The Colour Tax

Science Fiction

Written in response to: "Set your story in a place that has lost all color." as part of Better in Color.

Lumi was seven when she asked what blue cost.

Solenne rinsed the breakfast bowls with cold water. Grey soap melted across her fingers in thin strips. The city climbed at the window to an uninspiring expanse of approved sky. The government grey everyone got when they couldn't afford wonder.

“Too much,” Solenne said.

Lumi pressed her forehead to the glass. Her breath left a small ghost.

“More than rent?”

Solenne set the bowl on the rack.

That was answer enough.

Children in the Grey District were taught about colour the same way they were taught extinct animals: through words, songs, and diagrams printed in permissible government hues. Lumi had her own list taped to the wall above her bed, framed by glow-in-the-dark stars that had never twinkled for her. She’d read it so often that the letters were worn soft.

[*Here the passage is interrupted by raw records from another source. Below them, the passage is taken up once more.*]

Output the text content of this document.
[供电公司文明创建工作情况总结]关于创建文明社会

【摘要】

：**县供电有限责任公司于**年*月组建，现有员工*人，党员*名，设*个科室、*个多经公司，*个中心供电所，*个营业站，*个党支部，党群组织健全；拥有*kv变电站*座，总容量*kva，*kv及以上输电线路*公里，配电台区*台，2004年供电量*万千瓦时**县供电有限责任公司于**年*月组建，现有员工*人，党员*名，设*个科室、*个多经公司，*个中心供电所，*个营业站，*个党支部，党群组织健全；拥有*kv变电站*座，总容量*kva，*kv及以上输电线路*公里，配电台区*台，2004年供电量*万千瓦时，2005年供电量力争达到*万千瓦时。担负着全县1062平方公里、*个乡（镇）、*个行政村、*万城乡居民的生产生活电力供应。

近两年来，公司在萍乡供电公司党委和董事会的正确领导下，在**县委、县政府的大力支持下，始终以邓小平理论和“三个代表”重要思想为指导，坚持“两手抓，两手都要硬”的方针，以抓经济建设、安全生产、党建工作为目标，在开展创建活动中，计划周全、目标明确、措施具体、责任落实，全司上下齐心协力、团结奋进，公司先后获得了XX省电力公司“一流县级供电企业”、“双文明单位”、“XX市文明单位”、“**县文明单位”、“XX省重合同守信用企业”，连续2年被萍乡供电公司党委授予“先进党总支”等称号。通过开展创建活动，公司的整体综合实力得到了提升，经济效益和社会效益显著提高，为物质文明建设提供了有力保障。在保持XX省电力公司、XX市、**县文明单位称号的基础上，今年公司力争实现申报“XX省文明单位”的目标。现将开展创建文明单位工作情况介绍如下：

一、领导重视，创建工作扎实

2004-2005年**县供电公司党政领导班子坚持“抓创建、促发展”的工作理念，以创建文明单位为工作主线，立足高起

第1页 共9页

BLUE: sky, sea, old songs.

GREEN: trees, medicine.

RED: blood, stop, love.

YELLOW: sun, lemons.

She had scribbled happy beneath yellow, crossed it out twice, then written it again, smaller.

“How does blue feel?” Lumi asked.

Solenne wiped her hands dry. “Like kneeling beside something bigger than your arms can hold."

Lumi scowled up at the sky, trying to understand how anything could be that large.

Solenne looked at her, and an ancient shame rose in her throat.

She’d been five when they’d come in. Her mother had bent to her level outside the clinic entrance, cupping Solenne’s cheeks with both hands, urging her to look. “Look hard,” her mother had whispered. “Keep one thing. Just one.”

So Solenne had looked.

At the red scarf knotted about her mother’s neck. The green bottle displayed in the clinic window. And the brown of her mother’s eyes, the color of over-steeped tea, damp and terrified, brimming with a false smile.

She picked the scarf.

For years afterwards, whenever life had become too gray to bear, Solenne had attempted to remember: that slash of red wool across her mother's skin, skin red like fire, like blood. Memory starves without feeding. By the time Lumi had been born, it had become nothing more than a name.

At school, Lumi learned the official version.

Following the Despair Riots of 2068, the Ministry of Cognitive Harmony claimed they had saved the poor from unnecessary suffering. Full-colour vision, they explained, destabilized low-contribution districts. It disrupted sleep. It bred jealousy. It made people want.

So the Visual Equity Act reclassified colour as a luxury.

Solenne had never been able to choose which part bothered her more: the taking away of colour, or framing it as kindness.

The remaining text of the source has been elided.